Juntando tudo: uma arquitetura de referência (exemplo)

Considere um assistente de suporte ao cliente que pode responder FAQs, consultar status de pedidos e redigir respostas.

Um pipeline robusto poderia ser:

  1. Guardrails de entrada
    • Detecção/remoção de PII
    • Classificação de política (autoagressão, assédio etc.)
  2. Roteador
    • Se intenção “status do pedido” → rota com ferramenta
    • Se FAQ simples → rota com modelo barato
    • Se complexo ou cliente irritado → modelo mais forte + recuperação
  3. Cascata
    • Cache → modelo pequeno → modelo grande com recuperação
  4. Execução de ferramentas (restrita)
    • Apenas ferramentas na allowlist (consulta de pedido)
    • Args validados por schema
  5. Guardrails de saída
    • Filtro de política
    • Checagens de marca/estilo
    • Validação de JSON/schema se necessário
  6. Fallbacks
    • Se a ferramenta falhar: pedir informação faltante ou escalar
    • Se o modelo der timeout: trocar para um modelo mais rápido
  7. Escalonamento humano
    • Para reembolsos, contestação de cobrança ou falhas repetidas
  8. Observabilidade
    • Traces e métricas por etapa, logs com consciência de privacidade

Este não é um único “melhor” design; é um kit de ferramentas. A composição correta depende do seu risco, orçamentos e objetivos de produto.

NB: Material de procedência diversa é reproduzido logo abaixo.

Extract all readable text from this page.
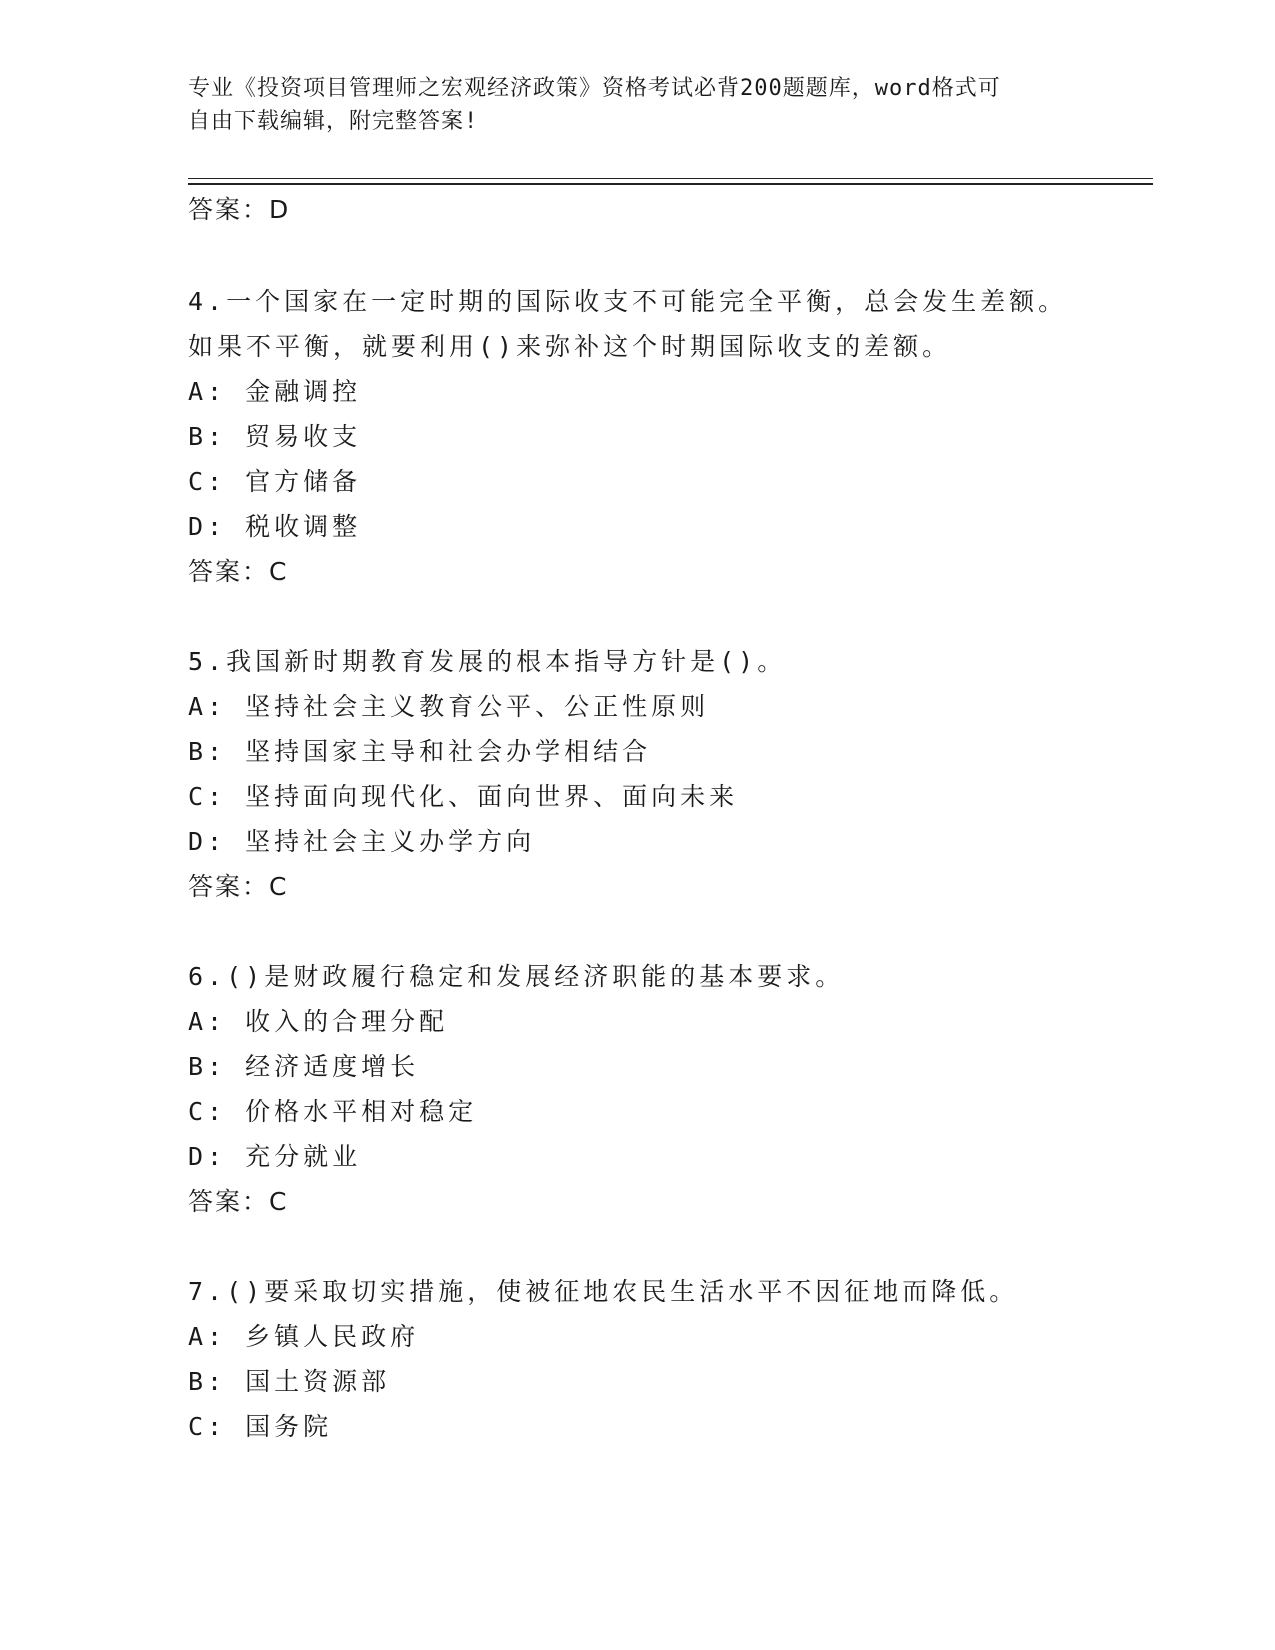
专业《投资项目管理师之宏观经济政策》资格考试必背200题题库，word格式可
自由下载编辑，附完整答案!
答案：D
4.一个国家在一定时期的国际收支不可能完全平衡，总会发生差额。
如果不平衡，就要利用()来弥补这个时期国际收支的差额。
A: 金融调控
B: 贸易收支
C: 官方储备
D: 税收调整
答案：C
5.我国新时期教育发展的根本指导方针是()。
A: 坚持社会主义教育公平、公正性原则
B: 坚持国家主导和社会办学相结合
C: 坚持面向现代化、面向世界、面向未来
D: 坚持社会主义办学方向
答案：C
6.()是财政履行稳定和发展经济职能的基本要求。
A: 收入的合理分配
B: 经济适度增长
C: 价格水平相对稳定
D: 充分就业
答案：C
7.()要采取切实措施，使被征地农民生活水平不因征地而降低。
A: 乡镇人民政府
B: 国土资源部
C: 国务院
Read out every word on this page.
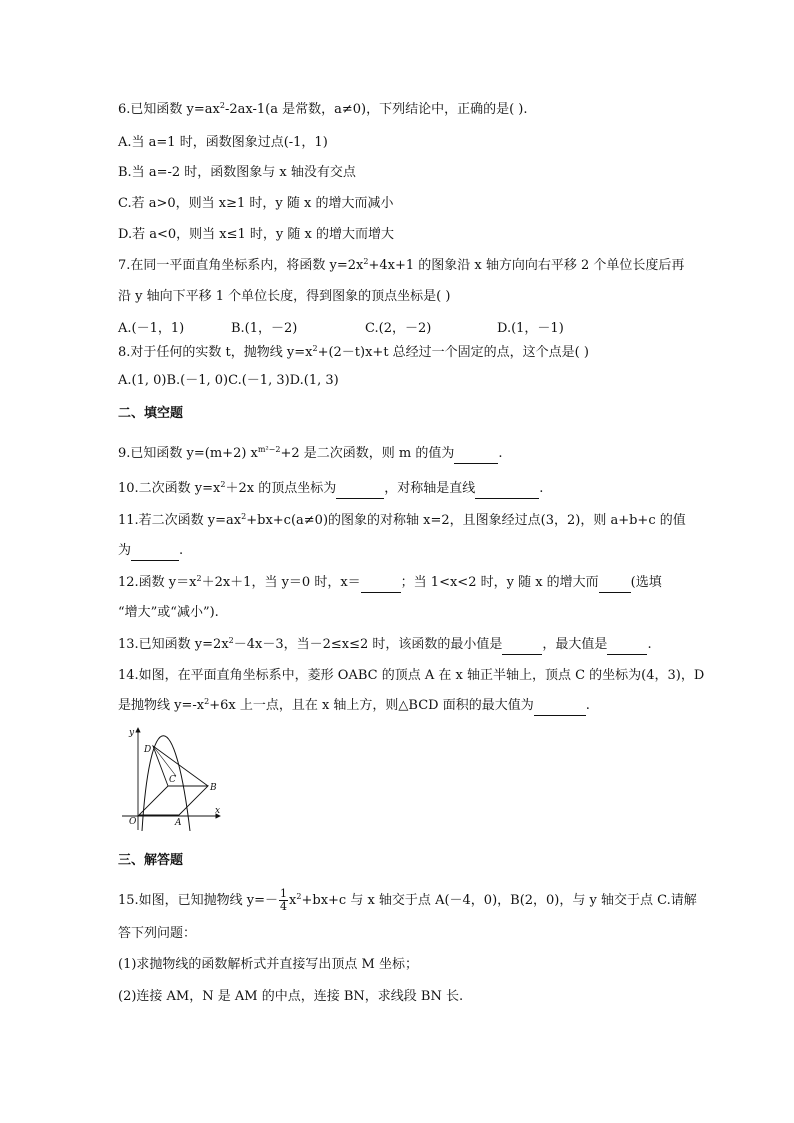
6.已知函数 $y=ax^2-2ax-1(a$ 是常数，a≠0)，下列结论中，正确的是( ).
A.当 a=1 时，函数图象过点(-1，1)
B.当 a=-2 时，函数图象与 x 轴没有交点
C.若 a>0，则当 x≥1 时，y 随 x 的增大而减小
D.若 a<0，则当 x≤1 时，y 随 x 的增大而增大
7.在同一平面直角坐标系内，将函数 $y=2x^2+4x+1$ 的图象沿 x 轴方向向右平移 2 个单位长度后再
沿 y 轴向下平移 1 个单位长度，得到图象的顶点坐标是( )
A.(－1，1)	B.(1，－2)	C.(2，－2)	D.(1，－1)
8.对于任何的实数 t，抛物线 $y=x^2+(2-t)x+t$ 总经过一个固定的点，这个点是( )
A.(1, 0)B.(－1, 0)C.(－1, 3)D.(1, 3)
二、填空题
9.已知函数 y=(m+2) $x^{m^2-2}+2$ 是二次函数，则 m 的值为	.
10.二次函数 $y=x^2+2x$ 的顶点坐标为	，对称轴是直线	.
11.若二次函数 $y=ax^2+bx+c(a\ne 0)$的图象的对称轴 x=2，且图象经过点(3，2)，则 a+b+c 的值
为	.
12.函数 $y=x^2+2x+1$，当 y＝0 时，x＝	；当 1<x<2 时，y 随 x 的增大而 (选填
“增大”或“减小”).
13.已知函数 $y=2x^2-4x-3$，当－2≤x≤2 时，该函数的最小值是	，最大值是	.
14.如图，在平面直角坐标系中，菱形 OABC 的顶点 A 在 x 轴正半轴上，顶点 C 的坐标为(4，3)，D
是抛物线 $y=-x^2+6x$ 上一点，且在 x 轴上方，则△BCD 面积的最大值为	.
y
x
O	A
B
C
D
三、解答题
15.如图，已知抛物线 $y=- \frac{1}{4} x^2+bx+c$ 与 x 轴交于点 A(－4，0)，B(2，0)，与 y 轴交于点 C.请解
答下列问题：
(1)求抛物线的函数解析式并直接写出顶点 M 坐标；
(2)连接 AM，N 是 AM 的中点，连接 BN，求线段 BN 长.
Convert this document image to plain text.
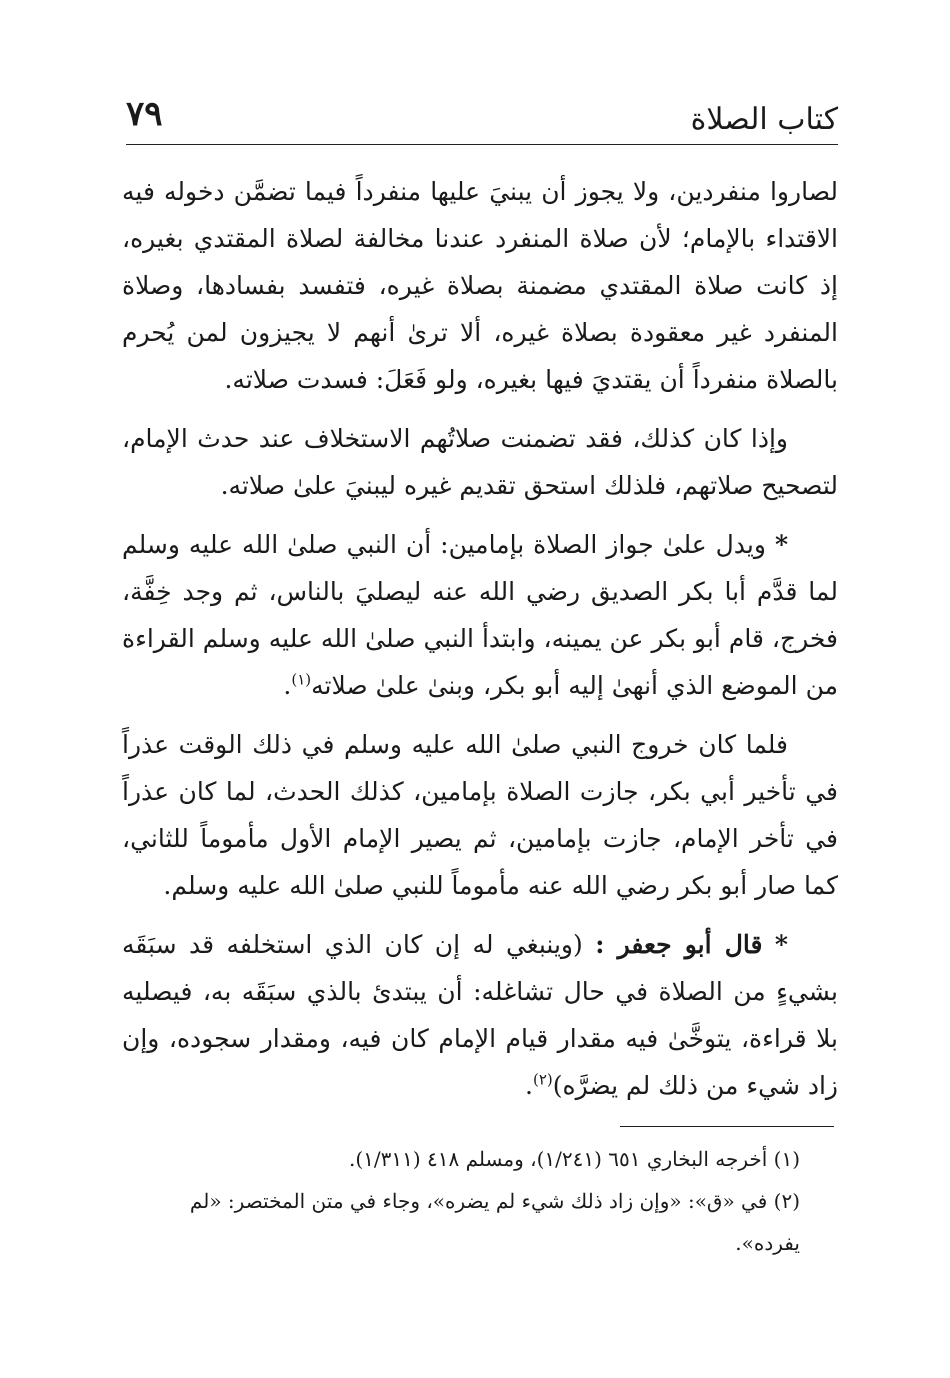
كتاب الصلاة
٧٩

لصاروا منفردين، ولا يجوز أن يبنيَ عليها منفرداً فيما تضمَّن دخوله فيه الاقتداء بالإمام؛ لأن صلاة المنفرد عندنا مخالفة لصلاة المقتدي بغيره، إذ كانت صلاة المقتدي مضمنة بصلاة غيره، فتفسد بفسادها، وصلاة المنفرد غير معقودة بصلاة غيره، ألا ترىٰ أنهم لا يجيزون لمن يُحرم بالصلاة منفرداً أن يقتديَ فيها بغيره، ولو فَعَلَ: فسدت صلاته.

وإذا كان كذلك، فقد تضمنت صلاتُهم الاستخلاف عند حدث الإمام، لتصحيح صلاتهم، فلذلك استحق تقديم غيره ليبنيَ علىٰ صلاته.

* ويدل علىٰ جواز الصلاة بإمامين: أن النبي صلىٰ الله عليه وسلم لما قدَّم أبا بكر الصديق رضي الله عنه ليصليَ بالناس، ثم وجد خِفَّة، فخرج، قام أبو بكر عن يمينه، وابتدأ النبي صلىٰ الله عليه وسلم القراءة من الموضع الذي أنهىٰ إليه أبو بكر، وبنىٰ علىٰ صلاته$^{(١)}$.

فلما كان خروج النبي صلىٰ الله عليه وسلم في ذلك الوقت عذراً في تأخير أبي بكر، جازت الصلاة بإمامين، كذلك الحدث، لما كان عذراً في تأخر الإمام، جازت بإمامين، ثم يصير الإمام الأول مأموماً للثاني، كما صار أبو بكر رضي الله عنه مأموماً للنبي صلىٰ الله عليه وسلم.

* قال أبو جعفر : (وينبغي له إن كان الذي استخلفه قد سبَقَه بشيءٍ من الصلاة في حال تشاغله: أن يبتدئ بالذي سبَقَه به، فيصليه بلا قراءة، يتوخَّىٰ فيه مقدار قيام الإمام كان فيه، ومقدار سجوده، وإن زاد شيء من ذلك لم يضرَّه)$^{(٢)}$.

(١) أخرجه البخاري ٦٥١ (١/٢٤١)، ومسلم ٤١٨ (١/٣١١).

(٢) في «ق»: «وإن زاد ذلك شيء لم يضره»، وجاء في متن المختصر: «لم يفرده».
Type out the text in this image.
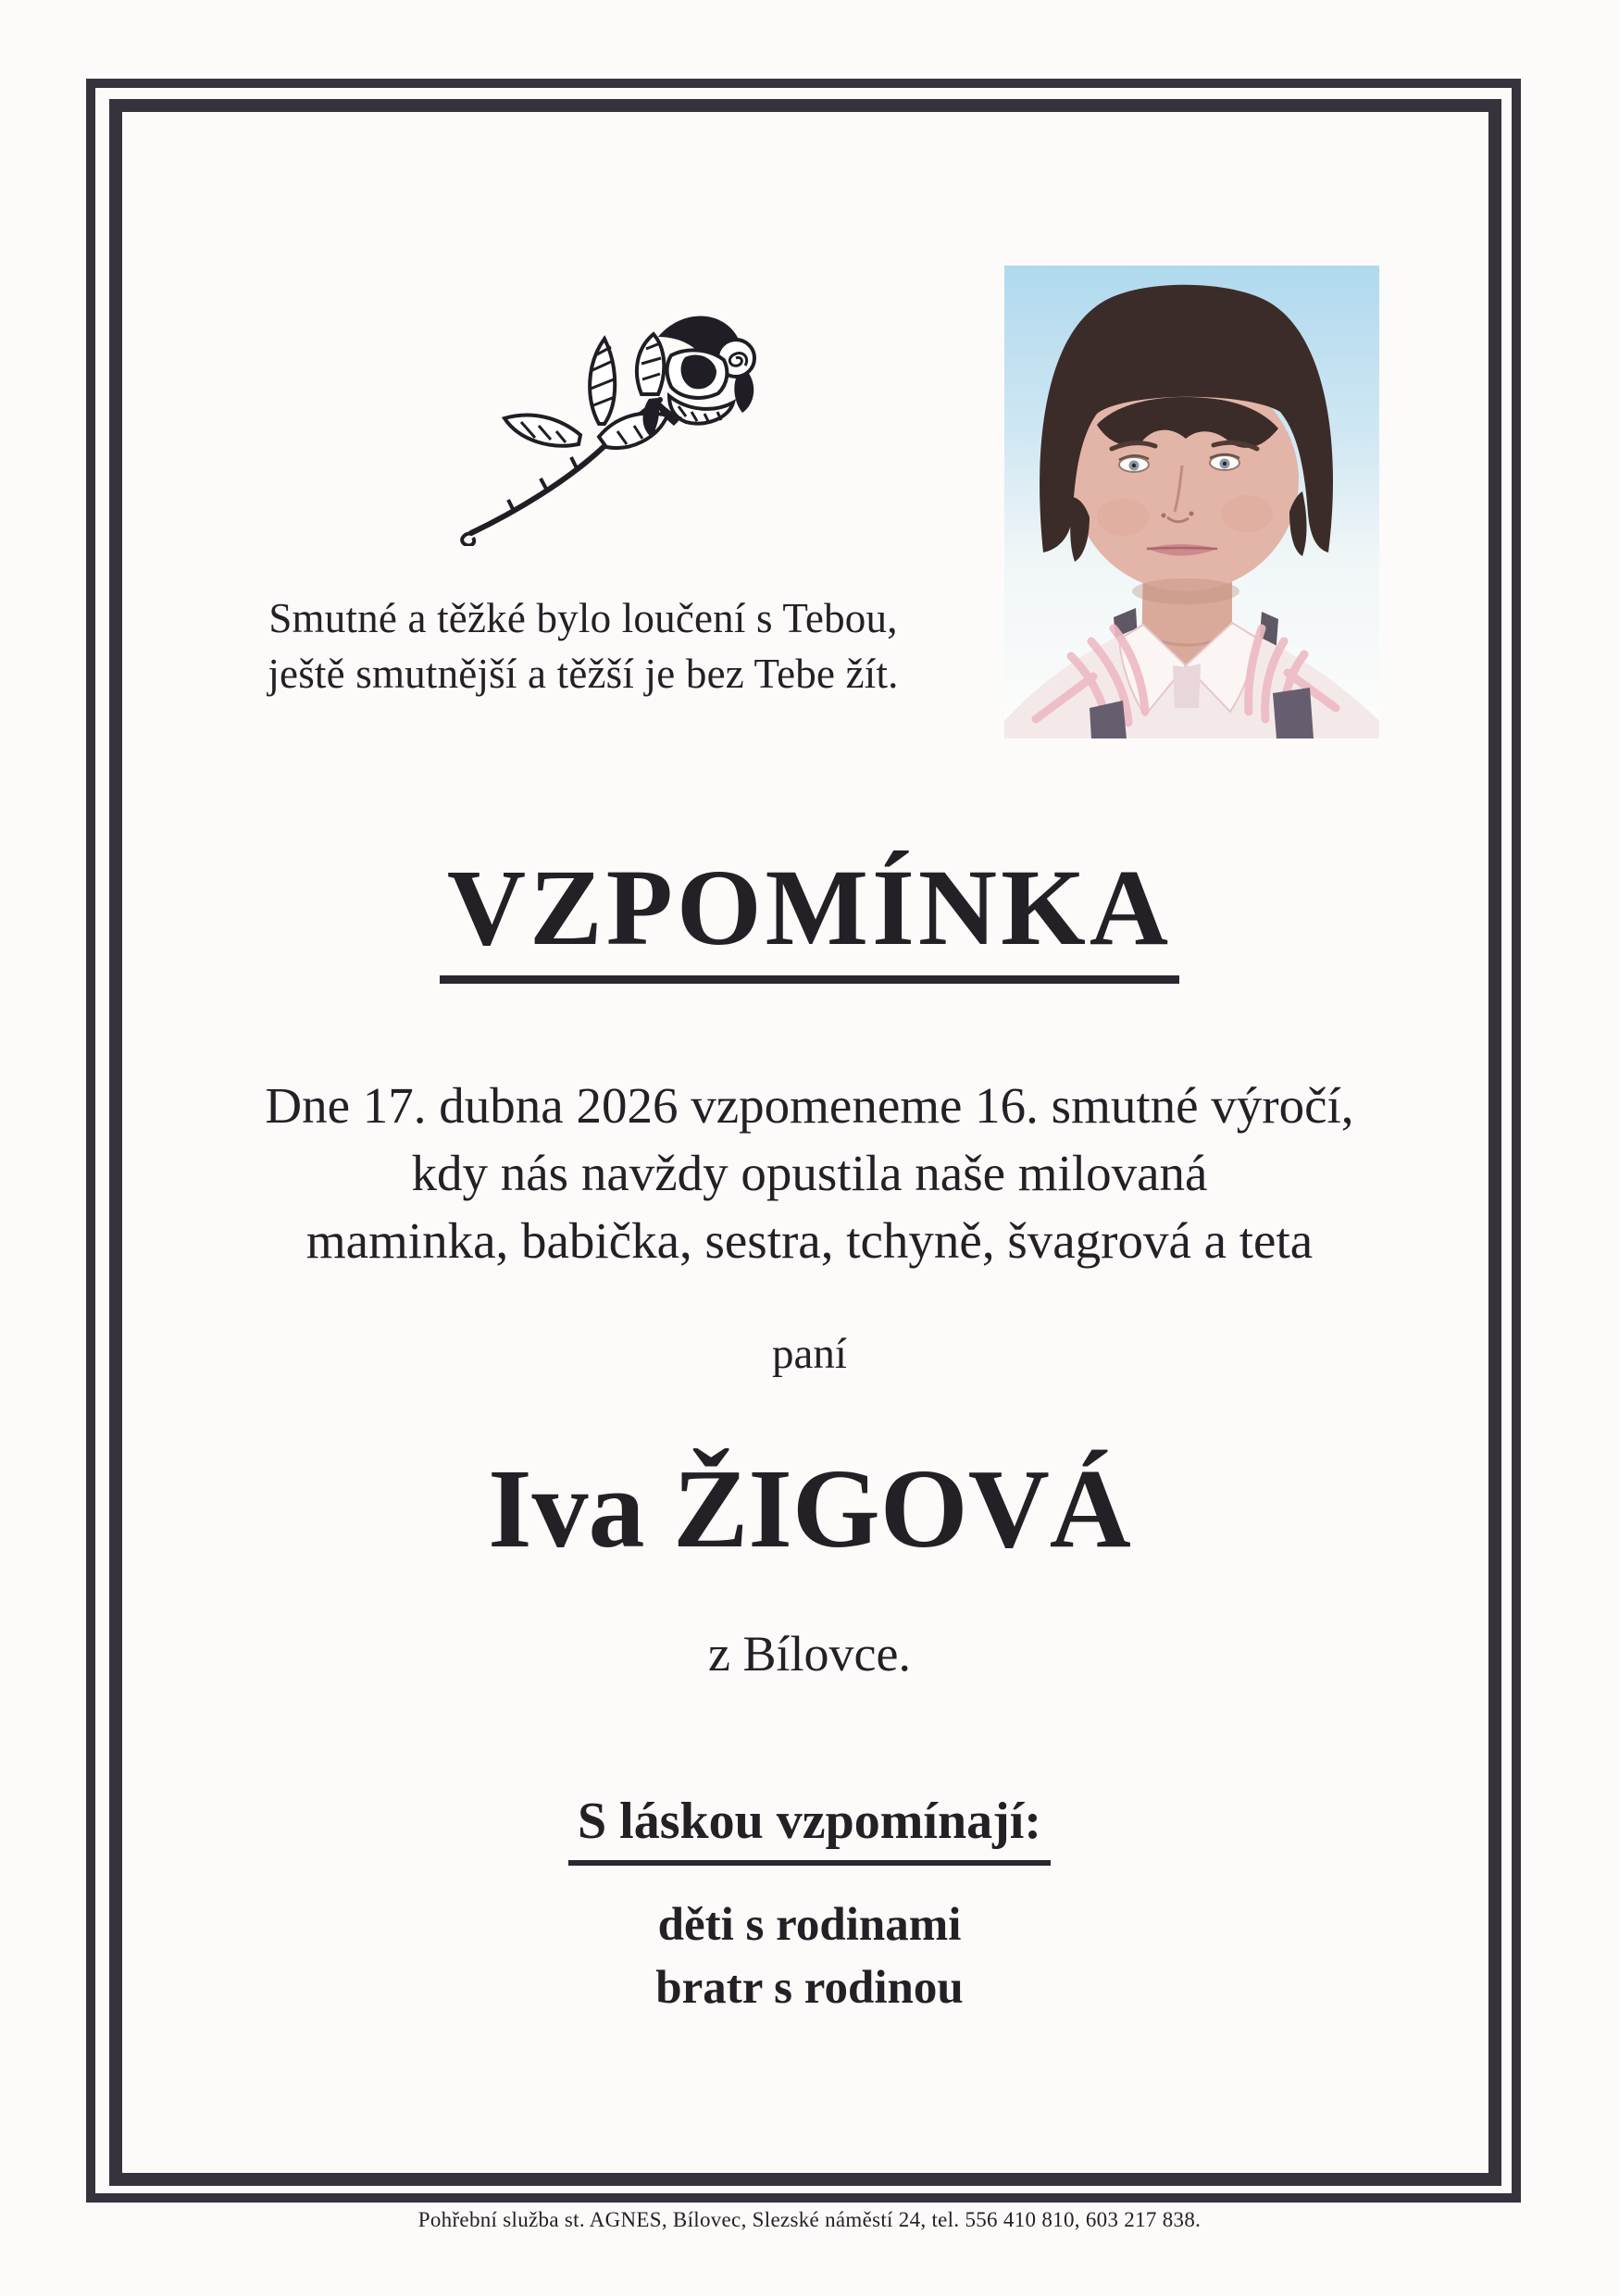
Smutné a těžké bylo loučení s Tebou,
ještě smutnější a těžší je bez Tebe žít.
VZPOMÍNKA
Dne 17. dubna 2026 vzpomeneme 16. smutné výročí,
kdy nás navždy opustila naše milovaná
maminka, babička, sestra, tchyně, švagrová a teta
paní
Iva ŽIGOVÁ
z Bílovce.
S láskou vzpomínají:
děti s rodinami
bratr s rodinou
Pohřební služba st. AGNES, Bílovec, Slezské náměstí 24, tel. 556 410 810, 603 217 838.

Modos de falha comuns e como os padrões os endereçam

  • Injeção de prompt leva à exfiltração de dados
    • Use allowlists de ferramentas, ferramentas com privilégio mínimo, detecção de injeção e validação forte de argumentos de ferramentas (guardrails).
  • Modelo retorna JSON inválido
    • Prompting em múltiplas passagens + validação de schema + fallback de formato.
  • Custos explodem sob carga
    • Cascatas + cache + limites de taxa; acompanhe taxas de escalonamento e gasto de tokens.
  • Qualidade regride após um ajuste de prompt
  • Agentes entram em loops intermináveis
    • Orçamentos de passos, limites de chamadas de ferramenta e disjuntores.

Roteiro prático de adoção

  1. Comece simples: um pipeline, validação básica de entrada/saída, logging forte.
  2. Adicione fallbacks: timeouts, retries, fallback de modelo/provedor.
  3. Adicione um roteador: separar intenções óbvias e rotas de alto risco.
  4. Adicione uma cascata: barato primeiro com uma checagem clara de aceitação.
  5. Adicione verificadores e guardrails: especialmente para ferramentas e saídas estruturadas.
  6. Operacionalize: canaries, rollback, dashboards, SLOs, controles de privacidade.

Resumo

“Padrões de design de sistemas de LLM” são a resposta de engenharia à incerteza dos LLMs. Roteadores escolhem a capacidade certa para a tarefa, cascatas controlam o custo ao escalar apenas quando necessário, fallbacks mantêm o produto responsivo durante falhas, e guardrails impõem restrições de segurança e correção — especialmente em torno do uso de ferramentas e saídas estruturadas. Quando combinados com forte observabilidade e processos disciplinados de release, esses padrões transformam chamadas de LLM em sistemas confiáveis para produção.